When this process is complete, you'll see a new folder that matches your project name. At this point, it is a complete Git repository. If you open the folder, you'll see the trunk of your project, and the details and necessary Git database will be stored within a subfolder called .git
Step 4: Cleanup and Break from SVN
At this point, your Git repository is still linked to the SVN repository. I don't recommend you continue in this method as it's messy and ripe for problems. If you do want to keep in synch with your old SVN repository, you might want to read up on the limitations and best practices.

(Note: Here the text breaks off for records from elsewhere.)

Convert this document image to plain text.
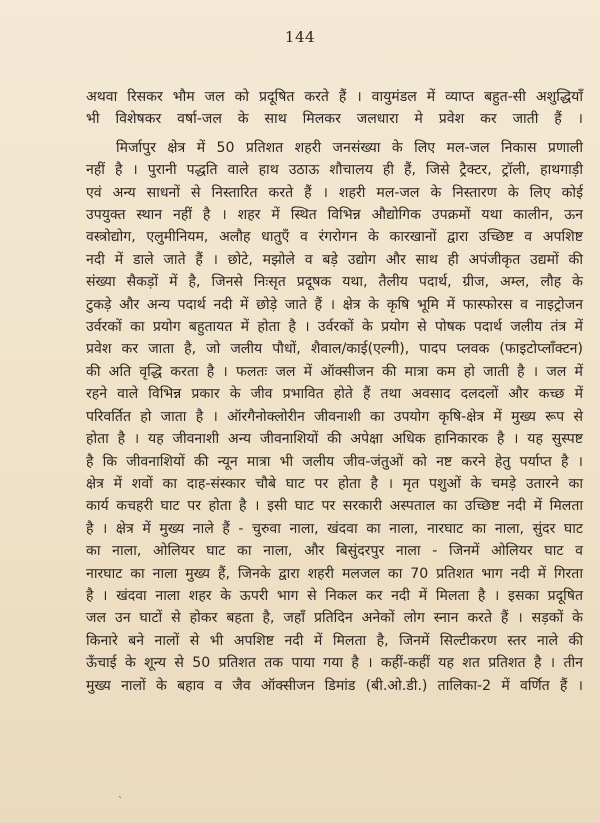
144

अथवा रिसकर भौम जल को प्रदूषित करते हैं । वायुमंडल में व्याप्त बहुत-सी अशुद्धियाँ

भी विशेषकर वर्षा-जल के साथ मिलकर जलधारा मे प्रवेश कर जाती हैं ।

मिर्जापुर क्षेत्र में 50 प्रतिशत शहरी जनसंख्या के लिए मल-जल निकास प्रणाली

नहीं है । पुरानी पद्धति वाले हाथ उठाऊ शौचालय ही हैं, जिसे ट्रैक्टर, ट्रॉली, हाथगाड़ी

एवं अन्य साधनों से निस्तारित करते हैं । शहरी मल-जल के निस्तारण के लिए कोई

उपयुक्त स्थान नहीं है । शहर में स्थित विभिन्न औद्योगिक उपक्रमों यथा कालीन, ऊन

वस्त्रोद्योग, एलुमीनियम, अलौह धातुएँ व रंगरोगन के कारखानों द्वारा उच्छिष्ट व अपशिष्ट

नदी में डाले जाते हैं । छोटे, मझोले व बड़े उद्योग और साथ ही अपंजीकृत उद्यमों की

संख्या सैकड़ों में है, जिनसे निःसृत प्रदूषक यथा, तैलीय पदार्थ, ग्रीज, अम्ल, लौह के

टुकड़े और अन्य पदार्थ नदी में छोड़े जाते हैं । क्षेत्र के कृषि भूमि में फास्फोरस व नाइट्रोजन

उर्वरकों का प्रयोग बहुतायत में होता है । उर्वरकों के प्रयोग से पोषक पदार्थ जलीय तंत्र में

प्रवेश कर जाता है, जो जलीय पौधों, शैवाल/काई(एल्गी), पादप प्लवक (फाइटोप्लाँक्टन)

की अति वृद्धि करता है । फलतः जल में ऑक्सीजन की मात्रा कम हो जाती है । जल में

रहने वाले विभिन्न प्रकार के जीव प्रभावित होते हैं तथा अवसाद दलदलों और कच्छ में

परिवर्तित हो जाता है । ऑरगैनोक्लोरीन जीवनाशी का उपयोग कृषि-क्षेत्र में मुख्य रूप से

होता है । यह जीवनाशी अन्य जीवनाशियों की अपेक्षा अधिक हानिकारक है । यह सुस्पष्ट

है कि जीवनाशियों की न्यून मात्रा भी जलीय जीव-जंतुओं को नष्ट करने हेतु पर्याप्त है ।

क्षेत्र में शवों का दाह-संस्कार चौबे घाट पर होता है । मृत पशुओं के चमड़े उतारने का

कार्य कचहरी घाट पर होता है । इसी घाट पर सरकारी अस्पताल का उच्छिष्ट नदी में मिलता

है । क्षेत्र में मुख्य नाले हैं - चुरुवा नाला, खंदवा का नाला, नारघाट का नाला, सुंदर घाट

का नाला, ओलियर घाट का नाला, और बिसुंदरपुर नाला - जिनमें ओलियर घाट व

नारघाट का नाला मुख्य हैं, जिनके द्वारा शहरी मलजल का 70 प्रतिशत भाग नदी में गिरता

है । खंदवा नाला शहर के ऊपरी भाग से निकल कर नदी में मिलता है । इसका प्रदूषित

जल उन घाटों से होकर बहता है, जहाँ प्रतिदिन अनेकों लोग स्नान करते हैं । सड़कों के

किनारे बने नालों से भी अपशिष्ट नदी में मिलता है, जिनमें सिल्टीकरण स्तर नाले की

ऊँचाई के शून्य से 50 प्रतिशत तक पाया गया है । कहीं-कहीं यह शत प्रतिशत है । तीन

मुख्य नालों के बहाव व जैव ऑक्सीजन डिमांड (बी.ओ.डी.) तालिका-2 में वर्णित हैं ।

`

Download and install GitX. This wonderful GUI utility for OSX makes it easy to clean up, review, and manage your Git repo. From within GitX, open up the repository you just created. You'll see that in the Remote section, each of your SVN Tags will show as a separate branch, but they won't show as Git Tags. Simply right-click on each one and choose "Create Tag" to make a matching Git Tag for each one. Once complete, you're going to jump back to the terminal.
git clone OldRepositoryName NewRepositoryName
This will clone your Git repository, dropping all the messy remote links to SVN. Once this command is completed, you can verify it by opening this new repository with GitX. If everything meets your satisfaction, you can dump the temporary Git repository we created, and turn off your SVN server.